Data can exist as structured information (in databases, for example) or as unstructured text. For example, an Electronic Medical Record will have many pre-set fields or labeled-attributes for recording contents of a prescription. Demographic details of the patient may be structured as name, contact no., address, or health-history. Unstructured data may exist as part of structured-data – for example address without specific fields for postal-code, city-name, area etc. A discharge-summary may capture clinical-history as an unstructured paragraph. Parsing addresses can be done using fuzzy-matching and keyword lookups – quite rudimentary - but parsing clinical-history needs NLP techniques to determine intent, negation, tense etc. to correctly extract the relevant pieces of data.
" The goal of finding the relevant minimal set of features is important to limit the time and computing-resources required when deployed"
Working with Tagged Data
With that data neatly tagged, Association Mining within this data is a useful first-step to understanding the nature of data, general trends and the associativity among items and concepts. For example what kind of drugs are prescribed together, by which type of doctor, to which type of demographic? Two important ways in which this information can be used is in Anomaly Detection and Predictive Input – contributing towards quality-control and efficiency in general.
The other major activity to do with this data is to find patterns that might predict interesting outcomes. For example, are there any patterns leading to hospitalization of a patient? Are there any patterns in medicines(or investigations, or procedures) being getting leaked out – meaning the patient consults here but gets the medicines (or investigations, or procedures) done from elsewhere.
The Mechanics of Machine Learning
Once the data is collated and labeled one can setup a framework to run the data thru algorithms. Visualization of data often gives intuitive insight and even helps debug the setup used for algorithms or framework. The input criteria from the data are called features. Initial exploration is about finding ‘relevant’ features. A relevant set of features is one that has high probability of true-positives and a low probability for false-positives. Output value may be more sensitive to certain features than others.

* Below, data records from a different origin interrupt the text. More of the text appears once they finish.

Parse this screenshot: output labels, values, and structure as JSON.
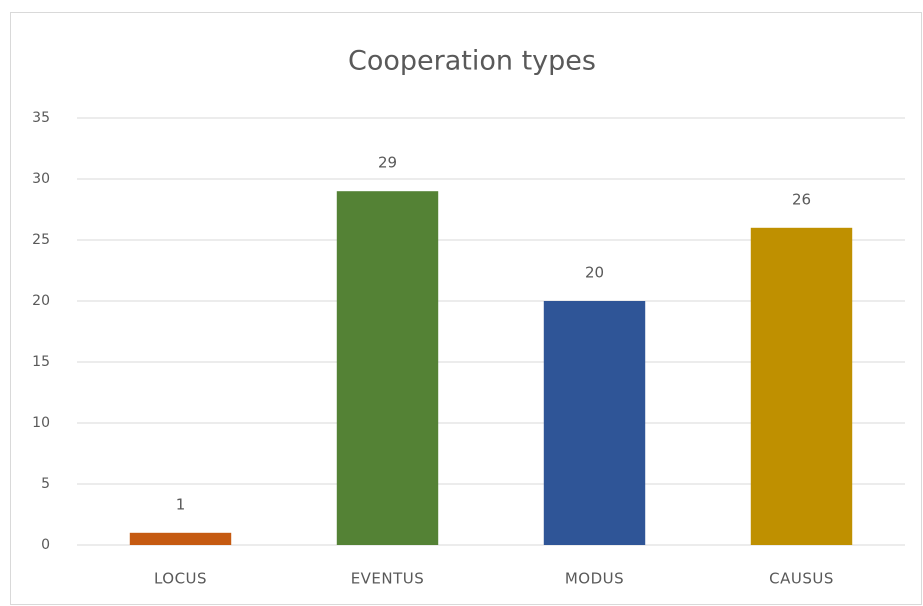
{
  "chart_data": {
    "type": "bar",
    "title": "Cooperation types",
    "categories": [
      "LOCUS",
      "EVENTUS",
      "MODUS",
      "CAUSUS"
    ],
    "values": [
      1,
      29,
      20,
      26
    ],
    "colors": [
      "#c55a11",
      "#548235",
      "#2f5597",
      "#bf9000"
    ],
    "ylim": [
      0,
      35
    ],
    "yticks": [
      0,
      5,
      10,
      15,
      20,
      25,
      30,
      35
    ],
    "grid": true,
    "data_labels": true
  }
}
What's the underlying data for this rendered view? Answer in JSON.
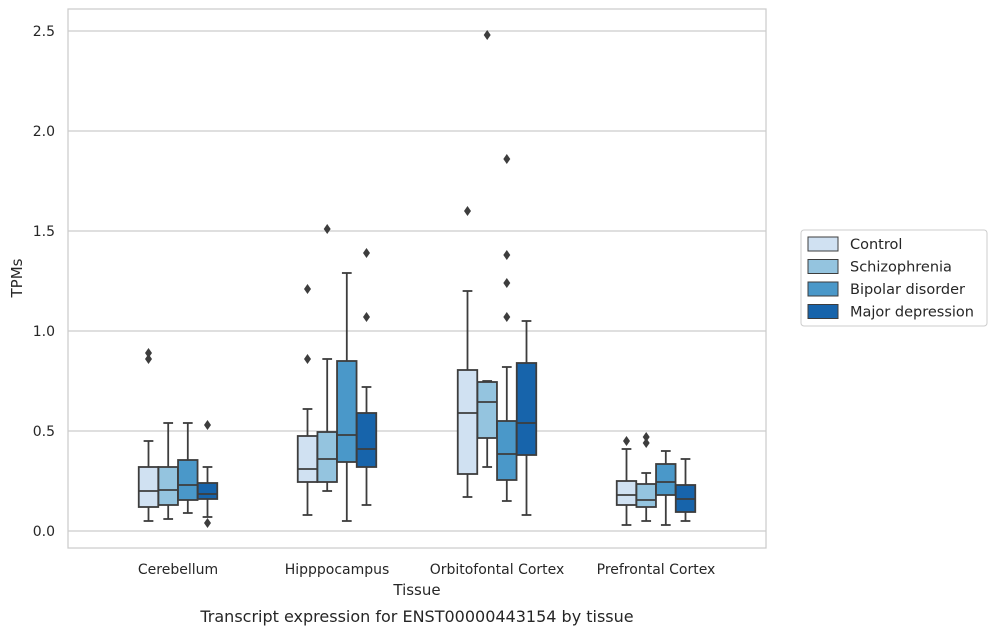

The goal of finding the relevant minimal set of features is important to limit the time and computing-resources required when deployed. The initial exploration and setup may take good amount of effort and time before the framework can be setup for deployment – but it is critical to tune the algorithm and shape of your data for effectiveness. This ground work also helps plan the computing resources (and therefore the costs) needed in the medium term for actual deployment.
Special Case: Temporal Features
If using RNN/LSTM - they have their own rules for temporal data – and so no ambiguity there. But if using generic neural-nets, temporal features can be sometimes tricky to input. Say you have dates of visit for a patient. There are quite a few to encode this information into features. One could take average gap between visits and the no. of visits. One could encode it as a bit-vector – say 52 bits for an year, one per week – and set the bit in which the visit occurred.
Conclusion
A lot of experimentation goes in learning about the nature of data and leveraging the right algorithms. AI is no magic! Once setup, the return on investment of time and effort is huge, making it possible to deliver new and unique insights.